Boiled Rice II
There are a great many people whose only idea of rice is a small amount of a gluey substance,
which is served with different dishes in hotels and restaurants in the sections of the country where rice is so popular.
If more people understood how to cook rice it would be appreciated as a delicious and nutritious food.
With the gumbo and stews, recipes of which are to be given in this book, rice is a necessary part of the meal.
In New Orleans and southern Louisiana, a housewiife would not think of leaving rice off her dinner menu.
It is always served with meat dishes, and the delicious Creole dinner, red beans and rice, is very popular as a luncheon dish.
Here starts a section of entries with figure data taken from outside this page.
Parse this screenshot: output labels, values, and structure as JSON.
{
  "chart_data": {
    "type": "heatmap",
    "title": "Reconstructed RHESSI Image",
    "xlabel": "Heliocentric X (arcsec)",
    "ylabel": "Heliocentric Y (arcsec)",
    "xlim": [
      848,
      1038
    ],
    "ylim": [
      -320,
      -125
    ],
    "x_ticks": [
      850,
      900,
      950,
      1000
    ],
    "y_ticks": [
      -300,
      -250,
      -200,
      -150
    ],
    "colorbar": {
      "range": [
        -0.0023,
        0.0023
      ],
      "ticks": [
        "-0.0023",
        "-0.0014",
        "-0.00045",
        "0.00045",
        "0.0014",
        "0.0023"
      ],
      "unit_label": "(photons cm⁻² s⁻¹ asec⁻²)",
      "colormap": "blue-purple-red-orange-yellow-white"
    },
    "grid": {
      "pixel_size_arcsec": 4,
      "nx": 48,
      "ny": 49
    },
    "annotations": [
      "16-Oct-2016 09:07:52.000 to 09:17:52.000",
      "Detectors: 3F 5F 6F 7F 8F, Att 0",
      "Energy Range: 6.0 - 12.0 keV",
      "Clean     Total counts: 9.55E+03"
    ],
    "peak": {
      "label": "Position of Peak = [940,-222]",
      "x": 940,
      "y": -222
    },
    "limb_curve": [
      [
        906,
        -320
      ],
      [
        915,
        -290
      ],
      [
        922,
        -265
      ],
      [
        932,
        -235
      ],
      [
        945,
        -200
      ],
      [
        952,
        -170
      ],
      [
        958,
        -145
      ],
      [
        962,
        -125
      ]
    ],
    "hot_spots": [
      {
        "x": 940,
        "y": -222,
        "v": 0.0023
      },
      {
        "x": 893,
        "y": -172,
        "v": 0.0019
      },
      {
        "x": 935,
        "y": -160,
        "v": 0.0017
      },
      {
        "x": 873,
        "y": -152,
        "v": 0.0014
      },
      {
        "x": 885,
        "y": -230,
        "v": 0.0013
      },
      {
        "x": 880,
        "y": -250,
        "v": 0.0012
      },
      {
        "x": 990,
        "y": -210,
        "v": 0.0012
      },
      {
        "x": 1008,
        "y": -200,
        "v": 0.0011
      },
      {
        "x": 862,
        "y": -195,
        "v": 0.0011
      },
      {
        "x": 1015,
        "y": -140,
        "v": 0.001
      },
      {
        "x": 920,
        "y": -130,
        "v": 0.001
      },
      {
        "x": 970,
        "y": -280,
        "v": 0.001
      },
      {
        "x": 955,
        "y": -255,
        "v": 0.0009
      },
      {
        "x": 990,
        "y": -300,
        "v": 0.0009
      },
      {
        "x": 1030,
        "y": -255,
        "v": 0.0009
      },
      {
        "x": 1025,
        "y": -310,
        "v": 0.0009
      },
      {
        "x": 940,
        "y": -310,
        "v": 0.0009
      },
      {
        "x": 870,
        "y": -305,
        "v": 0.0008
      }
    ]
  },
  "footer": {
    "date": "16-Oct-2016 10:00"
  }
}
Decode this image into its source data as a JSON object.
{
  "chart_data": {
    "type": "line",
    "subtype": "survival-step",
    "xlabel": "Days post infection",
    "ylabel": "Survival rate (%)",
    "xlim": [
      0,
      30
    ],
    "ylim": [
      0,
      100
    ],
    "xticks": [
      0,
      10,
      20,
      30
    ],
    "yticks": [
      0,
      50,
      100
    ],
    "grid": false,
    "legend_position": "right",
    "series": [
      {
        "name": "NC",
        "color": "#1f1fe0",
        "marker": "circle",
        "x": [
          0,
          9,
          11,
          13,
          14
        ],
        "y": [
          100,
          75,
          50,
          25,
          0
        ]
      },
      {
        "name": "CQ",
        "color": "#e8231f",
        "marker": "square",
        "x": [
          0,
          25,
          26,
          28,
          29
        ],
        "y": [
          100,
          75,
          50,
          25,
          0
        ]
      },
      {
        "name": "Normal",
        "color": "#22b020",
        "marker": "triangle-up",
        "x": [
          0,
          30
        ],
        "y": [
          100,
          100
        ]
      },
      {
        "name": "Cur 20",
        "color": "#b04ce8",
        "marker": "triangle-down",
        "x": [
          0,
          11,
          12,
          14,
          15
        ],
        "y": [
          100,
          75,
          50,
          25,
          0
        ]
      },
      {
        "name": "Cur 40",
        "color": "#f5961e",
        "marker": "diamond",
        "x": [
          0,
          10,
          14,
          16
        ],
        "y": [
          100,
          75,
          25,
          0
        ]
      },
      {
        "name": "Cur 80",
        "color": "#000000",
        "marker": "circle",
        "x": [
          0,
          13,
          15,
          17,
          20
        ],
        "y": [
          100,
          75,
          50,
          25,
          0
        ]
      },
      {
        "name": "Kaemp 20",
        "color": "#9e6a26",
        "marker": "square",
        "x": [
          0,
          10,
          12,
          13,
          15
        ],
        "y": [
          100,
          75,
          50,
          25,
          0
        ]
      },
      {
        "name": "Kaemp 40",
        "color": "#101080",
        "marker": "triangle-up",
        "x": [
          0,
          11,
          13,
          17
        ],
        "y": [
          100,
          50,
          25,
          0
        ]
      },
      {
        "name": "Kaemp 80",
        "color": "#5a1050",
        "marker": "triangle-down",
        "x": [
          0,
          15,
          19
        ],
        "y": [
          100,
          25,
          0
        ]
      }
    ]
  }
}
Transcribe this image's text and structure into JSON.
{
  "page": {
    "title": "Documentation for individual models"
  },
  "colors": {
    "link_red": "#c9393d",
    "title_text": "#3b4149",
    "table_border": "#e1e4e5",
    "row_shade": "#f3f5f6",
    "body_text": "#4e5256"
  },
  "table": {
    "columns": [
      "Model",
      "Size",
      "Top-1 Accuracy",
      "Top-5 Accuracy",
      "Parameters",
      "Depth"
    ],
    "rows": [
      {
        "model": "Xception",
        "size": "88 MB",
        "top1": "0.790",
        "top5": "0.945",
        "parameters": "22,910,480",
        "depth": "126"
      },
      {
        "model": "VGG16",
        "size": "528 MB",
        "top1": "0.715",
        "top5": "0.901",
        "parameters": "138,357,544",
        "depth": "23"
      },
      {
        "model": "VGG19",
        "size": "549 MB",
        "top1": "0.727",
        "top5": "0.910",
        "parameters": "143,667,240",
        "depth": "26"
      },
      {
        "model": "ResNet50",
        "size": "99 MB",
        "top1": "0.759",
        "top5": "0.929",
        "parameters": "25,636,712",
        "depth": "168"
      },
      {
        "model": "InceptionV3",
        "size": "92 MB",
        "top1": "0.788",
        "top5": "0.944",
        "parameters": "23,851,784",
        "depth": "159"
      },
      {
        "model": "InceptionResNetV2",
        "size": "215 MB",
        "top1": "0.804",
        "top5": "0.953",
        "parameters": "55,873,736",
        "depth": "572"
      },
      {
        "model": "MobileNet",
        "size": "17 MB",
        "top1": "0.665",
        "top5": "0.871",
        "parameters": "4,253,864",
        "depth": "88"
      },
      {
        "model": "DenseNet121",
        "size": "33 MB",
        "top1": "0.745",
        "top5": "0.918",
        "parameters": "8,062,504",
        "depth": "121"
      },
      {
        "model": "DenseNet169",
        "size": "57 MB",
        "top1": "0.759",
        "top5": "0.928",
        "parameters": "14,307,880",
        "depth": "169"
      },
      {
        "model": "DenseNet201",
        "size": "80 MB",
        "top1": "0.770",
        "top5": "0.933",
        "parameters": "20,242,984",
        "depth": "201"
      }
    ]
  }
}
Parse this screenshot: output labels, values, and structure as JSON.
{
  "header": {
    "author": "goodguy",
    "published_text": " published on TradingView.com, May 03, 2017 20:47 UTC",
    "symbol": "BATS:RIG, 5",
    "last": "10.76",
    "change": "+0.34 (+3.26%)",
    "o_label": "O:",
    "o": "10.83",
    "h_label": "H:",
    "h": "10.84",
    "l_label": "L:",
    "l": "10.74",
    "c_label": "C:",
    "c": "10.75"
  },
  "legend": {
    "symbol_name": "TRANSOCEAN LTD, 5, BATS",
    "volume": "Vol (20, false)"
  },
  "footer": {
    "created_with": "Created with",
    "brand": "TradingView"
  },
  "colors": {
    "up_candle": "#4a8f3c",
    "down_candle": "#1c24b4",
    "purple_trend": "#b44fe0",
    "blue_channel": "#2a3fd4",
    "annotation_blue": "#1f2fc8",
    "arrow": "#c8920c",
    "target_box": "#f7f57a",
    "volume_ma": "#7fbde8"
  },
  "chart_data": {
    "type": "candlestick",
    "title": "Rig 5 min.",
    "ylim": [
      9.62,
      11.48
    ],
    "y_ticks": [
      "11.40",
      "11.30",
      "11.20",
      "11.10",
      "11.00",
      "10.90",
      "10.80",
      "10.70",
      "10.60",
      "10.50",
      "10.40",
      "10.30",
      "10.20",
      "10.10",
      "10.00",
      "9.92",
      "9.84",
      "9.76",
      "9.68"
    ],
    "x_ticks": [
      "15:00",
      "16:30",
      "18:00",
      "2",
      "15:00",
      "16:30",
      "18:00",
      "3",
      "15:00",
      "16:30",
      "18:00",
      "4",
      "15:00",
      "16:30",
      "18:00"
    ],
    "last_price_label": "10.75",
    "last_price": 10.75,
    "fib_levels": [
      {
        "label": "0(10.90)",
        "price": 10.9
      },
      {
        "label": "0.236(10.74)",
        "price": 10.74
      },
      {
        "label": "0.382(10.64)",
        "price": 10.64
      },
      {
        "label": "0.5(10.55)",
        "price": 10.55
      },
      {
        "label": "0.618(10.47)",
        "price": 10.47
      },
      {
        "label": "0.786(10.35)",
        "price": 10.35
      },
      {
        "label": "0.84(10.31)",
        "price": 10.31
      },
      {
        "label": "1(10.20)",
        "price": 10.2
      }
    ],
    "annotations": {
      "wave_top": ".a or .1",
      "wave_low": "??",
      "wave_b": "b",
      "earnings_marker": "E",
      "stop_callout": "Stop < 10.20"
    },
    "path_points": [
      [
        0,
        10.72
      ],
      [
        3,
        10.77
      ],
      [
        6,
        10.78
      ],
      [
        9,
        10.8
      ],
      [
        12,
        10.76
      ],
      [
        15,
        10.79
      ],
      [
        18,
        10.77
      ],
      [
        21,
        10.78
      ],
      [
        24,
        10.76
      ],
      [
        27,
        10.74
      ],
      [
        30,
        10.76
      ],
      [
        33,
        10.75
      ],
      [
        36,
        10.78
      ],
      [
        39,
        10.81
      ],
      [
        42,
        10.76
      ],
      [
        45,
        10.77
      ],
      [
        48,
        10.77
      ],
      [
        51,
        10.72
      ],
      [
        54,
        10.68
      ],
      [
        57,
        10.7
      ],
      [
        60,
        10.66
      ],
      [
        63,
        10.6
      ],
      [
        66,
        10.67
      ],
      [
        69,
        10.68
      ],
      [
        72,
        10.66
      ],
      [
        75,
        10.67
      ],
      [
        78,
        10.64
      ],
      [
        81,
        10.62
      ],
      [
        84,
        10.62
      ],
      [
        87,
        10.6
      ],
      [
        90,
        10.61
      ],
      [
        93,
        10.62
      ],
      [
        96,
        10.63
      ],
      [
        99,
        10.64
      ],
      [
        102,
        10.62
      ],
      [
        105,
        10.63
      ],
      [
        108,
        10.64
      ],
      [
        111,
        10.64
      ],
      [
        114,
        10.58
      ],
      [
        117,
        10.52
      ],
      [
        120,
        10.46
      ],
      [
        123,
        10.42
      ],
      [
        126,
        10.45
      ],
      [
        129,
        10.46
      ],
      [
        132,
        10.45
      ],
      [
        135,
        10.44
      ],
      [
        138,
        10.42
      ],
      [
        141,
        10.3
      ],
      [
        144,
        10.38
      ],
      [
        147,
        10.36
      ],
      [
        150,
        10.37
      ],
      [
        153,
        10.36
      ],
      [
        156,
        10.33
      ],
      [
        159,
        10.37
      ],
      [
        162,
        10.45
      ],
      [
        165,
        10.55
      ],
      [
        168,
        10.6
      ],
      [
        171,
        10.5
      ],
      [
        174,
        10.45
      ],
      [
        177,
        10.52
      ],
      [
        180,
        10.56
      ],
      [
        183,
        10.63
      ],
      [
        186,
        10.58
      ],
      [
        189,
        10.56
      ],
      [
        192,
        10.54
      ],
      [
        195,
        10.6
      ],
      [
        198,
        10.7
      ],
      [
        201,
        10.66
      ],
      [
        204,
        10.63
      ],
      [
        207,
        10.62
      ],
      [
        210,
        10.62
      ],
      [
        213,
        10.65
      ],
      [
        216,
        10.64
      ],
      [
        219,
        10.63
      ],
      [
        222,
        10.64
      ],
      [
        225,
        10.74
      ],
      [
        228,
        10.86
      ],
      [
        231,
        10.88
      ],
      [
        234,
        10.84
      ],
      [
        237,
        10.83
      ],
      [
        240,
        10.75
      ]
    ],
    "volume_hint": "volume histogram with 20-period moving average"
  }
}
For a family of six take 1 1/2 cps rice, and 3 pints water, and 1 tsp salt. Wash the rice in a little water, pour it off and put the rice
in a pot with the salt and water, and set on a low flame, so that it would take about 15 minutes to come to a boil, then take up a grain
and chew it. If there is a little hard spot left in the middle of then grain, the rice is not done. Continue to taste every minute or two
and as soon as the grain is well done all the way through, take off the fire and pour off the most of the water, then draw on and pour off
the rice in two pots of cold water, pour rice into a collander, and set over a tall pot in which there are a few inches of slowly boiling
water, and allow to steam for a half hour or less if necessary. Never steam rice in a low pot. If the water during the steaming process
touches the rice, the rice will be soggy and not fit to eat. This method of cooking requires but a few minutes care, and never fails to give
you a delicious dish of rice with every grain separate.The old Creole method of cooking rice, which I shall not give here, is only a success
on a wood stove, in a thick iron pot. When cooked on the intense heat of a gas stove it is more apt to scorch.